S$f$-AC outperforms existing methods on D4RL MuJoCo tasks.

Symmetric regularization can be effectively approximated using Taylor series.

S$f$-AC avoids failures seen in other algorithms like IQL, SQL, XQL, and AWAC.

Abstract

Behavior Regularized Policy Optimization (BRPO) leverages asymmetric (divergence) regularization to mitigate the distribution shift in offline Reinforcement Learning. This paper is the first to study the open question of symmetric regularization.

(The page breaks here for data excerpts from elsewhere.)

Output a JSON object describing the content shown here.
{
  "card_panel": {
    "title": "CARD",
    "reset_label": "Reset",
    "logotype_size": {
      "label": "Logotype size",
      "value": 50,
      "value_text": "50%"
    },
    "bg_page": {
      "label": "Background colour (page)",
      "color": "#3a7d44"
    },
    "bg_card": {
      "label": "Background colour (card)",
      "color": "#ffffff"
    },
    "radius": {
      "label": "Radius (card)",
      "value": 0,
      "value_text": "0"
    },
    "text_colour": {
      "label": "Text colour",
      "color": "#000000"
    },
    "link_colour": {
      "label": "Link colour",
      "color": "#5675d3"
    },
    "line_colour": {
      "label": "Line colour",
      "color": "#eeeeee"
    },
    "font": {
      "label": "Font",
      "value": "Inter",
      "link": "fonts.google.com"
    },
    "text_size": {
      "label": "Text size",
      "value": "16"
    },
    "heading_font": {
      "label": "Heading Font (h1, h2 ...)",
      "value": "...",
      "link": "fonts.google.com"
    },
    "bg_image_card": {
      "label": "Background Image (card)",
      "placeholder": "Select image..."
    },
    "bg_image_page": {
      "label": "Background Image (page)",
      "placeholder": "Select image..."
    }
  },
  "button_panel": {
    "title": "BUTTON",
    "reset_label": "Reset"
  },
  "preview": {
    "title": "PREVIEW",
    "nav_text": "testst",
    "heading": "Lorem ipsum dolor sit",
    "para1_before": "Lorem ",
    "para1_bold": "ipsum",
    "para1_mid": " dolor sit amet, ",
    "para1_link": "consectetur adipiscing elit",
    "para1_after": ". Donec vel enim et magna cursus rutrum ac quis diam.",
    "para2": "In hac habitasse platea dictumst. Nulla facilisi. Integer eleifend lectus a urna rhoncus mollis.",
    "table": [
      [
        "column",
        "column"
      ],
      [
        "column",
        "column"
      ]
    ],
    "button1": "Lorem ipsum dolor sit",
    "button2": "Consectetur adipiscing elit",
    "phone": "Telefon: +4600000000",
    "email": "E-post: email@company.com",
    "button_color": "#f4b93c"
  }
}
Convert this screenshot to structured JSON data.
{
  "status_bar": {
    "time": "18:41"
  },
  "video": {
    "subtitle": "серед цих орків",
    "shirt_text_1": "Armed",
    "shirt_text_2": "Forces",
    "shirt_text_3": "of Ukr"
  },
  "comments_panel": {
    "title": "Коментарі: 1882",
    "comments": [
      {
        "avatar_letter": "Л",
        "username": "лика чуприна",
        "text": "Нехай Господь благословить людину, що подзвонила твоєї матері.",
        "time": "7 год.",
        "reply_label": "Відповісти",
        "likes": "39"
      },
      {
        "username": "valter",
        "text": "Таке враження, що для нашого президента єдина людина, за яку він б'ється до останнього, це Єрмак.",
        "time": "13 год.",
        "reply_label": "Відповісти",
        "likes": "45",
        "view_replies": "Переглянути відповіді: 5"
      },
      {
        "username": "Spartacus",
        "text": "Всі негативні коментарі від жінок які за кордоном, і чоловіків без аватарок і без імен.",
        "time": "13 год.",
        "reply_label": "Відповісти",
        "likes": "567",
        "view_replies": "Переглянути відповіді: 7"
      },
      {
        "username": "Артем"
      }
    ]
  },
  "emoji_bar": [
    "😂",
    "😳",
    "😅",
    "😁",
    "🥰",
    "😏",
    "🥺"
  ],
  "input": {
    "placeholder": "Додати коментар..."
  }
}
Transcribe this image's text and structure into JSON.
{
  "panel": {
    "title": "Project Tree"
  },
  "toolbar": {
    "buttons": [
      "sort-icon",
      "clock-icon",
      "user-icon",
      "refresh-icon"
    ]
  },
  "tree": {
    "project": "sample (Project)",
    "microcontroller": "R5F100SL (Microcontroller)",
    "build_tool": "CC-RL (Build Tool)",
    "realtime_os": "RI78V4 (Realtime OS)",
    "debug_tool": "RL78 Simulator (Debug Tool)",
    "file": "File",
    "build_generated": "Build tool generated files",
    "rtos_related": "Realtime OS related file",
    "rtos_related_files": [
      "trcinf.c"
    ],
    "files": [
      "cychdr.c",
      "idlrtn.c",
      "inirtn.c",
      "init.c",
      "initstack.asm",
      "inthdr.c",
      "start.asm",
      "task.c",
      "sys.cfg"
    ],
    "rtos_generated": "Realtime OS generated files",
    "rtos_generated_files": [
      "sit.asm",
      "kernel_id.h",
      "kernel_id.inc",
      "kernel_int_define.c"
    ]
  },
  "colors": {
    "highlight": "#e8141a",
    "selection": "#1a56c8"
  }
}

We show that symmetric regularization does not permit an analytic optimal policy $\pi^*$, posing a challenge to practical utility of symmetric BRPO. We approximate $\pi^*$ by the Taylor series of Pearson-Vajda $\chi^n$ divergences and show that an analytic policy expression exists only when the series is capped at $n=5$. To compute the solution in a numerically stable manner, we propose to Taylor expand the conditional symmetry term of the symmetric divergence loss, leading to a novel algorithm: Symmetric $f$-Actor Critic (S$f$-AC). S$f$-AC achieves consistently strong results across various D4RL MuJoCo tasks. Additionally, S$f$-AC avoids per-environment failures observed in IQL, SQL, XQL and AWAC, opening up possibilities for more diverse and effective regularization choices for offline RL.